Molecular gas and star formation in the red-sequence counter-rotating disc galaxy NGC 4550

TL;DR

This study investigates the molecular gas content and star formation activity in the counter-rotating galaxy NGC 4550, revealing low gas mass, a specific rotation pattern, and recent star formation episodes, supporting a merger formation scenario.

Contribution

The paper provides the first CO(1-0) observations of NGC 4550, linking molecular gas dynamics to galaxy formation models and star formation history.

Findings

Very little molecular gas detected, about 10^7 solar masses.

Molecular gas rotates with the thicker stellar disc, not the thinner one.

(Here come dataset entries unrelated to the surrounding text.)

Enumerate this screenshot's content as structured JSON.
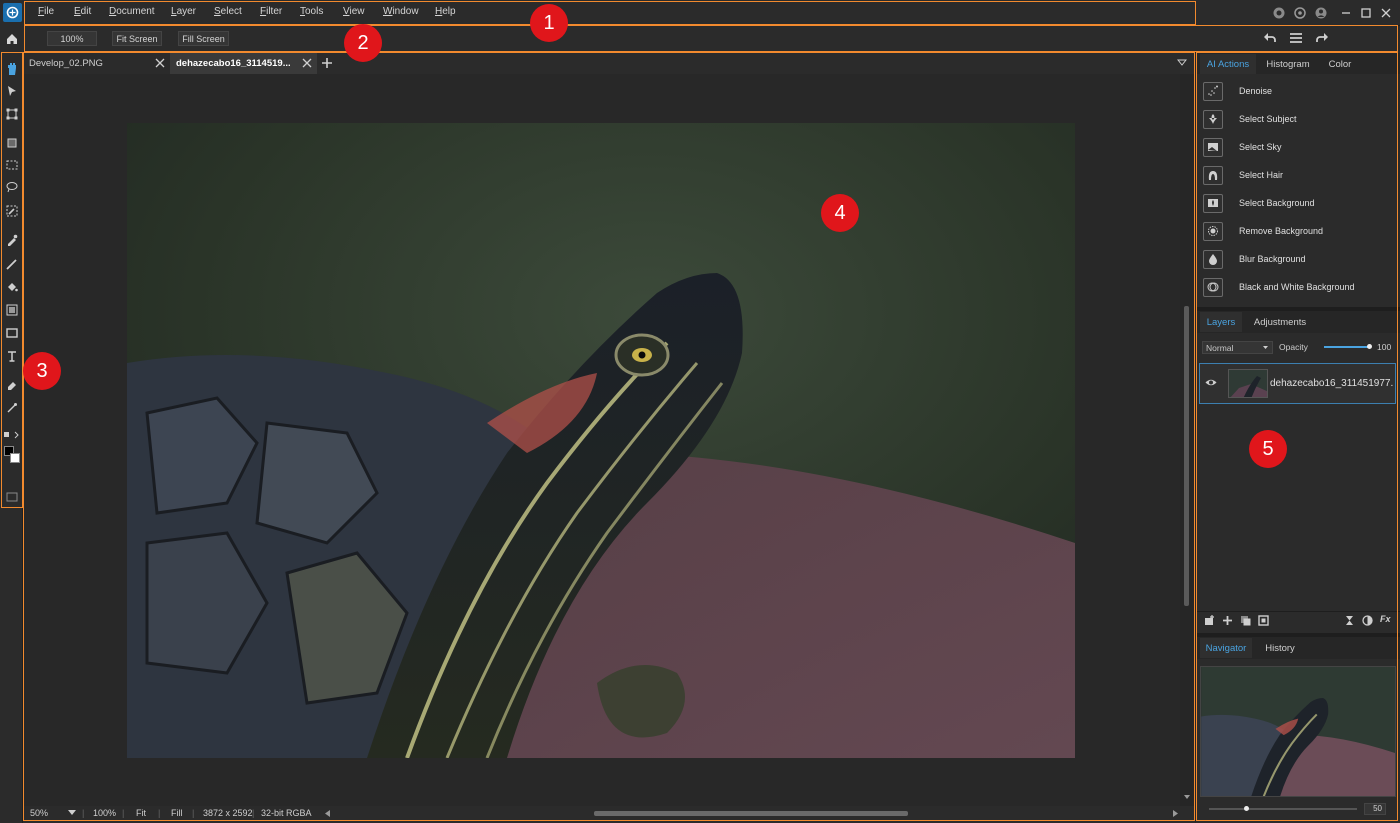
{
  "menu": {
    "items": [
      "File",
      "Edit",
      "Document",
      "Layer",
      "Select",
      "Filter",
      "Tools",
      "View",
      "Window",
      "Help"
    ]
  },
  "toolbar": {
    "zoom_value": "100%",
    "fit_screen": "Fit Screen",
    "fill_screen": "Fill Screen"
  },
  "tabs": [
    {
      "label": "Develop_02.PNG",
      "active": false
    },
    {
      "label": "dehazecabo16_3114519...",
      "active": true
    }
  ],
  "panels": {
    "top_tabs": [
      "AI Actions",
      "Histogram",
      "Color"
    ],
    "ai_actions": [
      "Denoise",
      "Select Subject",
      "Select Sky",
      "Select Hair",
      "Select Background",
      "Remove Background",
      "Blur Background",
      "Black and White Background"
    ],
    "layer_tabs": [
      "Layers",
      "Adjustments"
    ],
    "blend_mode": "Normal",
    "opacity_label": "Opacity",
    "opacity_value": "100",
    "opacity_fraction": 1.0,
    "layer_name": "dehazecabo16_311451977...",
    "nav_tabs": [
      "Navigator",
      "History"
    ],
    "nav_zoom": "50",
    "nav_zoom_fraction": 0.25
  },
  "status": {
    "zoom": "50%",
    "zoom100": "100%",
    "fit": "Fit",
    "fill": "Fill",
    "dimensions": "3872 x 2592",
    "mode": "32-bit RGBA"
  },
  "annotations": [
    "1",
    "2",
    "3",
    "4",
    "5"
  ],
  "colors": {
    "accent": "#4aa3e0",
    "marker": "#e0161b",
    "highlight_border": "#f28a2e"
  }
}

Recent star formation episode indicated by UV and optical data.

Abstract

We present observations of the CO(1-0) emission in the central 750 pc (10 arcsec) of the counter-rotating disc galaxy NGC 4550, obtained at the Institut de Radioastronomie Millimetrique (IRAM) Plateau de Bure Interferometer. Very little molecular gas is detected, only 1 x 10^7 solar masses, and its distribution is lopsided, with twice as much molecular gas observed at positive relative velocities than at negative relative velocities. The velocity gradient in the CO(1-0) emission shows that the molecular gas rotates like the thicker of the two stellar discs, which is an unexpected alignment of rotations if the thinner disc was formed by a major gas accretion event. However, a simulation shows that the gas rotating like the thicker disc naturally results from the coplanar merger of two counter-rotating disc galaxies, demonstrating the feasibility of this scenario for the formation of NGC 4550. We investigate various star formation tracers to determine whether the molecular gas in NGC 4550 is currently forming stars. UV imaging data and optical absorption linestrengths both suggest a recent star formation episode; the best-fitting two population model to the UV-optical colours yields a mass of young stars of 5.9 x 10^7 solar masses with an age of 280 Myr. The best information on the current star formation rate is a far infrared-based upper limit of only 0.02 solar masses per year. We are thus witnessing NGC 4550 either in a dip within a bursty star formation period or during a more continuous low-level star formation episode.